When the Tampa Bay Buccaneers won Super Bowl LV with a convincing 31-9 victory over the Kansas City Chiefs, a couple of familiar faces were celebrating on the field: Antoine Winfield Jr. and Tyler Johnson, both former Minnesota Golden Gopher standouts. That got me thinking, why aren’t these players on the Minnesota Vikings, and why doesn’t Rick Spielman draft players from Minnesota?
Scouting can’t be the issue
The reluctance to draft Gophers really doesn’t make much sense. Spielman himself, or any scout on his staff, could take a quick drive over to TCF Bank Stadium on a Saturday afternoon and catch a game. There’s really no excuse that they shouldn’t have extended knowledge of what these players bring to the field, how they fare against top-shelf competition, and what kind of playmaking ability they bring to the table.
They should also get to know these players personally and form relationships that could benefit the Vikings down the road in free agency. Spielman and his staff have to have reels of tape on these players, and there’s no reason to think that they don’t do their due diligence.
If they scout these players, it makes it all the more frustrating when the team decides to look elsewhere on draft day.
Some Gophers the Vikings have missed out on
The Vikings have missed out on some solid contributors by not drafting prospects from their own backyard. They’ve had needs over the years that Gopher alumni could’ve filled, and yet they went in a different direction.
Here’s a quick rundown of Gophers in the past that Spielman could have drafted: defensive tackle Ra’Shede Hageman, linebacker Damien Wilson, cornerback Eric Murray, and linebacker De’Vondre Campbell. The biggest sin occurred in 2019 when they passed on linebacker Blake Cashman multiple times.

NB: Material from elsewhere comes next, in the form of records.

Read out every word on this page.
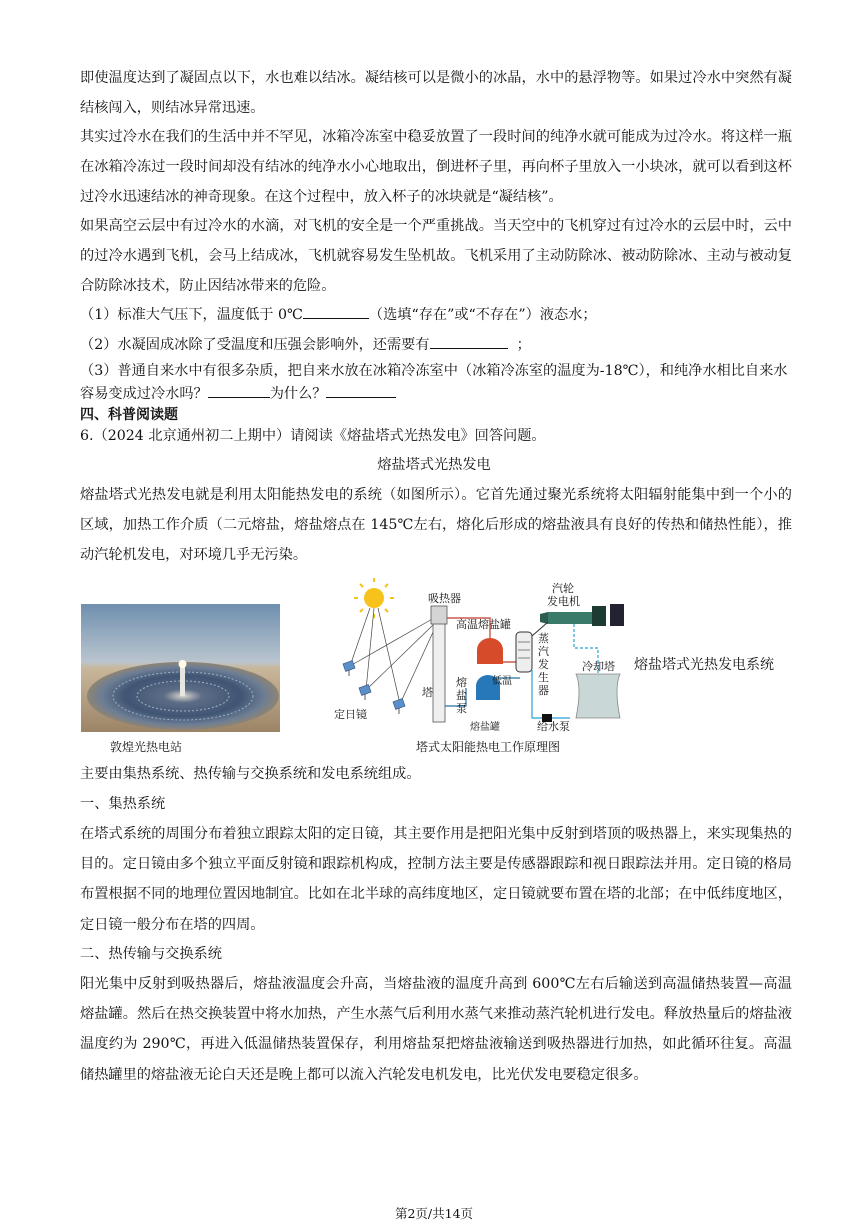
即使温度达到了凝固点以下，水也难以结冰。凝结核可以是微小的冰晶，水中的悬浮物等。如果过冷水中突然有凝结核闯入，则结冰异常迅速。

其实过冷水在我们的生活中并不罕见，冰箱冷冻室中稳妥放置了一段时间的纯净水就可能成为过冷水。将这样一瓶在冰箱冷冻过一段时间却没有结冰的纯净水小心地取出，倒进杯子里，再向杯子里放入一小块冰，就可以看到这杯过冷水迅速结冰的神奇现象。在这个过程中，放入杯子的冰块就是“凝结核”。

如果高空云层中有过冷水的水滴，对飞机的安全是一个严重挑战。当天空中的飞机穿过有过冷水的云层中时，云中的过冷水遇到飞机，会马上结成冰，飞机就容易发生坠机故。飞机采用了主动防除冰、被动防除冰、主动与被动复合防除冰技术，防止因结冰带来的危险。

（1）标准大气压下，温度低于 0℃	（选填“存在”或“不存在”）液态水；
（2）水凝固成冰除了受温度和压强会影响外，还需要有	；
（3）普通自来水中有很多杂质，把自来水放在冰箱冷冻室中（冰箱冷冻室的温度为-18℃），和纯净水相比自来水容易变成过冷水吗？	为什么？
四、科普阅读题
6.（2024 北京通州初二上期中）请阅读《熔盐塔式光热发电》回答问题。
熔盐塔式光热发电

熔盐塔式光热发电就是利用太阳能热发电的系统（如图所示）。它首先通过聚光系统将太阳辐射能集中到一个小的区域，加热工作介质（二元熔盐，熔盐熔点在 145℃左右，熔化后形成的熔盐液具有良好的传热和储热性能），推动汽轮机发电，对环境几乎无污染。

敦煌光热电站
吸热器
汽轮
发电机
高温熔盐罐
塔
低温
熔盐罐
冷却塔
给水泵
定日镜
蒸汽发生器
熔盐泵
塔式太阳能热电工作原理图
熔盐塔式光热发电系统

主要由集热系统、热传输与交换系统和发电系统组成。

一、集热系统

在塔式系统的周围分布着独立跟踪太阳的定日镜，其主要作用是把阳光集中反射到塔顶的吸热器上，来实现集热的目的。定日镜由多个独立平面反射镜和跟踪机构成，控制方法主要是传感器跟踪和视日跟踪法并用。定日镜的格局布置根据不同的地理位置因地制宜。比如在北半球的高纬度地区，定日镜就要布置在塔的北部；在中低纬度地区，定日镜一般分布在塔的四周。

二、热传输与交换系统

阳光集中反射到吸热器后，熔盐液温度会升高，当熔盐液的温度升高到 600℃左右后输送到高温储热装置—高温熔盐罐。然后在热交换装置中将水加热，产生水蒸气后利用水蒸气来推动蒸汽轮机进行发电。释放热量后的熔盐液温度约为 290℃，再进入低温储热装置保存，利用熔盐泵把熔盐液输送到吸热器进行加热，如此循环往复。高温储热罐里的熔盐液无论白天还是晚上都可以流入汽轮发电机发电，比光伏发电要稳定很多。

第2页/共14页
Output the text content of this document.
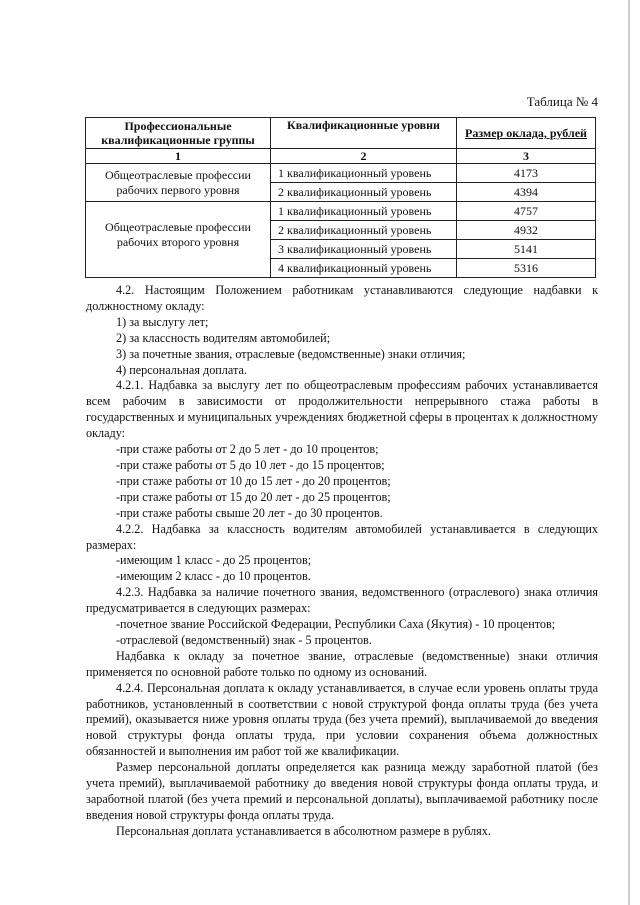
Таблица № 4

Профессиональные квалификационные группы	Квалификационные уровни	Размер оклада, рублей
1	2	3
Общеотраслевые профессии рабочих первого уровня	1 квалификационный уровень	4173
	2 квалификационный уровень	4394
Общеотраслевые профессии рабочих второго уровня	1 квалификационный уровень	4757
	2 квалификационный уровень	4932
	3 квалификационный уровень	5141
	4 квалификационный уровень	5316

4.2. Настоящим Положением работникам устанавливаются следующие надбавки к должностному окладу:

1) за выслугу лет;

2) за классность водителям автомобилей;

3) за почетные звания, отраслевые (ведомственные) знаки отличия;

4) персональная доплата.

4.2.1. Надбавка за выслугу лет по общеотраслевым профессиям рабочих устанавливается всем рабочим в зависимости от продолжительности непрерывного стажа работы в государственных и муниципальных учреждениях бюджетной сферы в процентах к должностному окладу:

-при стаже работы от 2 до 5 лет - до 10 процентов;

-при стаже работы от 5 до 10 лет - до 15 процентов;

-при стаже работы от 10 до 15 лет - до 20 процентов;

-при стаже работы от 15 до 20 лет - до 25 процентов;

-при стаже работы свыше 20 лет - до 30 процентов.

4.2.2. Надбавка за классность водителям автомобилей устанавливается в следующих размерах:

-имеющим 1 класс - до 25 процентов;

-имеющим 2 класс - до 10 процентов.

4.2.3. Надбавка за наличие почетного звания, ведомственного (отраслевого) знака отличия предусматривается в следующих размерах:

-почетное звание Российской Федерации, Республики Саха (Якутия) - 10 процентов;

-отраслевой (ведомственный) знак - 5 процентов.

Надбавка к окладу за почетное звание, отраслевые (ведомственные) знаки отличия применяется по основной работе только по одному из оснований.

4.2.4. Персональная доплата к окладу устанавливается, в случае если уровень оплаты труда работников, установленный в соответствии с новой структурой фонда оплаты труда (без учета премий), оказывается ниже уровня оплаты труда (без учета премий), выплачиваемой до введения новой структуры фонда оплаты труда, при условии сохранения объема должностных обязанностей и выполнения им работ той же квалификации.

Размер персональной доплаты определяется как разница между заработной платой (без учета премий), выплачиваемой работнику до введения новой структуры фонда оплаты труда, и заработной платой (без учета премий и персональной доплаты), выплачиваемой работнику после введения новой структуры фонда оплаты труда.

Персональная доплата устанавливается в абсолютном размере в рублях.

In 2019, the Vikings needed some linebacker depth, and Cashman kept falling down the board. This was an extremely productive guy in his college career with 183 total tackles, 31 tackles for a loss, and 12 career sacks. He would’ve competed for a starting spot with Ben Gedeon and Eric Wilson, and worst case would’ve been an excellent special teamer.
Instead of taking Cashman in Round three, four, or even five, Spielman kept trading down. He opted for quantity over quality, and by the time he was ready to pull the trigger, Cashman was sniped by the New York Jets. The Vikings did end up taking a linebacker, USC’s Cameron Smith, but he was cut in his rookie season, and Cashman went on to play in the NFL the same way he did in college with 40 tackles in seven games before getting injured.
The Vikings’ tendency to pass on Gophers was no less brutal in 2020. The Vikings won’t admit it but are assuredly kicking themselves for passing on Winfield and Johnson. Winfield was there and had the versatility to play corner as a rookie when they took Jeff Gladney. Winfield’s playmaking ways carried over from college: He had three sacks, two forced fumbles, an interception, and 94 total tackles as a rookie. If Spielman would’ve taken him, they’d have gotten some big plays out of him in Year One and would have had the replacement on their roster for Anthony Harris, eliminating a huge need this offseason.
Tyler Johnson would’ve been a much better choice in Round Four than James Lynch or Troy Dye and would’ve worked his way up the Vikings’ receiving depth chart, especially considering he saw targets playing behind Mike Evans, Chris Godwin, and Antonio Brown. And Carter Coughlin and Kamal Martin also would’ve been better choices than who the Vikings ended up taking in the later rounds.
Why won’t Spielman draft gophers?
There can only be two reasons for this. The first and worst reason is that he doesn’t want to be labeled lazy or get the notion that he’s a “homer” for taking players from the Gophers’ program. Maybe Spielman doesn’t want to be seen as a general manager who drafts players for fan service, taking names from their college team that he knows will excite them and be instant favorites. Perhaps though, he does this in what he sees as a favor to these players. Maybe he passes on these prospects to avoid putting them in a situation where the expectations and hopes for success are too high for them ever to match.
Spielman has only selected one Golden Gopher in his tenure as the Vikings’ general manager. In 2010, he used a fifth-round choice on Minnesota linebacker Nate Triplett. This was a bit of a shocker at the time as Triplett was seen as a fringe draft prospect. Nonetheless, hopes were high that he could provide some quality depth while becoming a core special teamer.
Triplett was cut before the season started. He hung around the league for a little while, spending time on the Los Angeles Chargers’ practice squad and eventually signing with the Indianapolis Colts. The Colts cut him in 2011, and the following year he signed with Tampa before leaving the team in the 2012 preseason.
If one of these is the reason for Spielman passing on Gophers, he needs to get over it. The Gophers’ program is in good hands and will continue to churn out successful NFL players. If Spielman continues to pass on these prospects because it would be a “homer pick,” or if the failure of Nate Triplett haunts him to this day, he’s going to miss out on some quality football players down the road.